Tuesday, October 24, 2017

In Today's America, Small Voting Shifts Can Have Really Big Effects

My new book Red Fighting Blue: How Geography and Electoral Rules Polarize American Politics demonstrates that American elections have become more geographically polarized over the past 25 years and investigates the causes and consequences of this important development. I argue that it's very difficult to understand how politics operates today without recognizing the ways in which the spatial distribution of party votes across geographic lines interacts with the rules and mechanisms of our electoral institutions to produce representative democracy in the United States.

One of the most distinctive attributes of our current political era is that the two parties are closely balanced at the national level, yet each side maintains a formidable record of electoral dominance across large regional subsections of the United States. Since the 1990s, we have experienced a series of elections in which the overall outcome has been decided by a narrow margin even as most states and congressional districts are securely and reliably either Republican or Democratic. While it was once common for most states—and nearly all large states—to be electorally up for grabs and thus actively contested by both sides in a national campaign, the number of "battleground" states has dwindled in the 21st century to a small minority of the nation:




At the same time, the election-to-election stability of these state alignments has reached historically unmatched levels. It's not just the case that most states in any given year will be safely pro-Democratic or pro-Republican while a shrinking remainder of states will be open to contestation—instead, it's increasingly the same states that are predictably "red" or "blue" in election after election,  and the same few swing states, like Ohio, Florida, and Michigan, that hold the national balance of power from one election to the next. Over the past five presidential elections, 37 states and the District of Columbia have aligned with the same party in each contest; as the graph below shows, this represents a record degree of state-level consistency. We're a long way from the presidential elections of 1956 and 1964, when all but five states in the nation voted for opposite parties in two races held just eight years apart.




Because of the winner-take-all American electoral system, these trends mean that partisan shifts among a relatively small subset of voters in a relatively small section of the nation can have a tremendous effect on outcomes if they happen to be concentrated in exactly the right place. My political science colleague Seth Masket wrote today in Vox about the changing partisan preferences among non-college-educated whites in the small-town Midwest that proved electorally pivotal in 2016, delivering the White House to Donald Trump despite his loss in the national popular vote (see my own graph below as well). Seth concludes, I think persuasively, that these shifts are not broad enough to add up to a party "realignment"—but they still proved to be decisive because they occurred in a few key states that were otherwise closely divided between the parties. Hillary Clinton ran particularly well among college-educated whites and racial minorities in 2016, which helped her outperform previous Democratic candidates in non-battleground states like California, Texas, and Arizona but didn't pay her any dividends in the unique arithmetic of the electoral college.
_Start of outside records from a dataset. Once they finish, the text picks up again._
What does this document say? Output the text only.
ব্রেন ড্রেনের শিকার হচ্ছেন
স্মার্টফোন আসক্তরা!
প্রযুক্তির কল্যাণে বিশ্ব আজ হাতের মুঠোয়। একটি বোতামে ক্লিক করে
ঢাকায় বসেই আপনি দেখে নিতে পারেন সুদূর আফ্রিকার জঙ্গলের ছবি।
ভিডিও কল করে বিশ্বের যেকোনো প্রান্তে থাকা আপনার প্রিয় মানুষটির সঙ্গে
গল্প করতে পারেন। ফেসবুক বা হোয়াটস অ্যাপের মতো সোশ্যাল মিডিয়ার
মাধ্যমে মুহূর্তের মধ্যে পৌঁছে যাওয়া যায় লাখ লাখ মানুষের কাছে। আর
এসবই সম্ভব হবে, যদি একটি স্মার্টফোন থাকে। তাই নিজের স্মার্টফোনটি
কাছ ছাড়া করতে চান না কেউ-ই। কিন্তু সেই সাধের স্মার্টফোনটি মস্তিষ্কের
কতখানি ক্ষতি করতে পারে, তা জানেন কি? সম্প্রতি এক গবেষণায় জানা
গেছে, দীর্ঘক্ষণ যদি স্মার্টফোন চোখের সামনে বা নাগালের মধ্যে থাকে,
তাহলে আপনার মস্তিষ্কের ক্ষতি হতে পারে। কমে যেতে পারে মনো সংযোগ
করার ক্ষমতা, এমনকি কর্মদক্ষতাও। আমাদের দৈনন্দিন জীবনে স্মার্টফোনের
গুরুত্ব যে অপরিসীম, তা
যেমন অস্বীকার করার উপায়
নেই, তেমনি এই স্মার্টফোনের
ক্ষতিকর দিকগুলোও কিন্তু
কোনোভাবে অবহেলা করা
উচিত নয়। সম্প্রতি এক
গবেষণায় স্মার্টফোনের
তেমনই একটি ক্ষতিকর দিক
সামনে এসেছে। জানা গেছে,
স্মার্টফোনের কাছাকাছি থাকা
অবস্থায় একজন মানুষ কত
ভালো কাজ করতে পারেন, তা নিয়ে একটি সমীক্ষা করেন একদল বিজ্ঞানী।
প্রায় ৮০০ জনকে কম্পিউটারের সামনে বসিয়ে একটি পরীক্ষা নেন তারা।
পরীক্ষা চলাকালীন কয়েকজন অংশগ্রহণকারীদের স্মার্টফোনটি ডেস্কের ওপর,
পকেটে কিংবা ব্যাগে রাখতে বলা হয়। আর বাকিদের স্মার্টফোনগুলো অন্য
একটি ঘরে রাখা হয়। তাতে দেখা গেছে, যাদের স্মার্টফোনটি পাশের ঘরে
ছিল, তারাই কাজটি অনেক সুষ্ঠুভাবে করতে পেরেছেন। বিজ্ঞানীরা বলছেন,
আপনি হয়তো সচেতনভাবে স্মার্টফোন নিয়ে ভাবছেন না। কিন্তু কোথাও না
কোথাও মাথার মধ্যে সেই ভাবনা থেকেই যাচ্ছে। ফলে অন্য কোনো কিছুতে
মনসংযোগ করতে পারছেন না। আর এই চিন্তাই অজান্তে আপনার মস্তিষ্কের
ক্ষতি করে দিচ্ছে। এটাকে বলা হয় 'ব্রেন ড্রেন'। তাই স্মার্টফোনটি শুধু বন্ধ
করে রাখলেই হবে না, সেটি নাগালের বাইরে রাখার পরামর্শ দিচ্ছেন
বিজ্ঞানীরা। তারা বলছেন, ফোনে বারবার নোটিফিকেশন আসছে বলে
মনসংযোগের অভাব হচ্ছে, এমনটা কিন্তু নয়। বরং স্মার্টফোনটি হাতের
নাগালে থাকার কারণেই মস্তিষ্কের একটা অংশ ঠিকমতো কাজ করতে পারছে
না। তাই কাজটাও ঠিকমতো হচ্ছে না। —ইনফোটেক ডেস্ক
The Geographic Polarization of the Midwest, 1980–2016


Because the leadership of the two parties is as mutually polarized and otherwise differentiated as at any time in modern history, the consequences of these electoral outcomes for the trajectory of national politics are increasingly significant even as the outcomes themselves are more and more likely to be contingent on the attributes, and eccentricities, of the electoral system itself. Historically speaking, there wasn't much of a difference between how Americans voted in 2012 and how they voted in 2016. But there's an awfully big difference between President Barack Obama and President Donald Trump.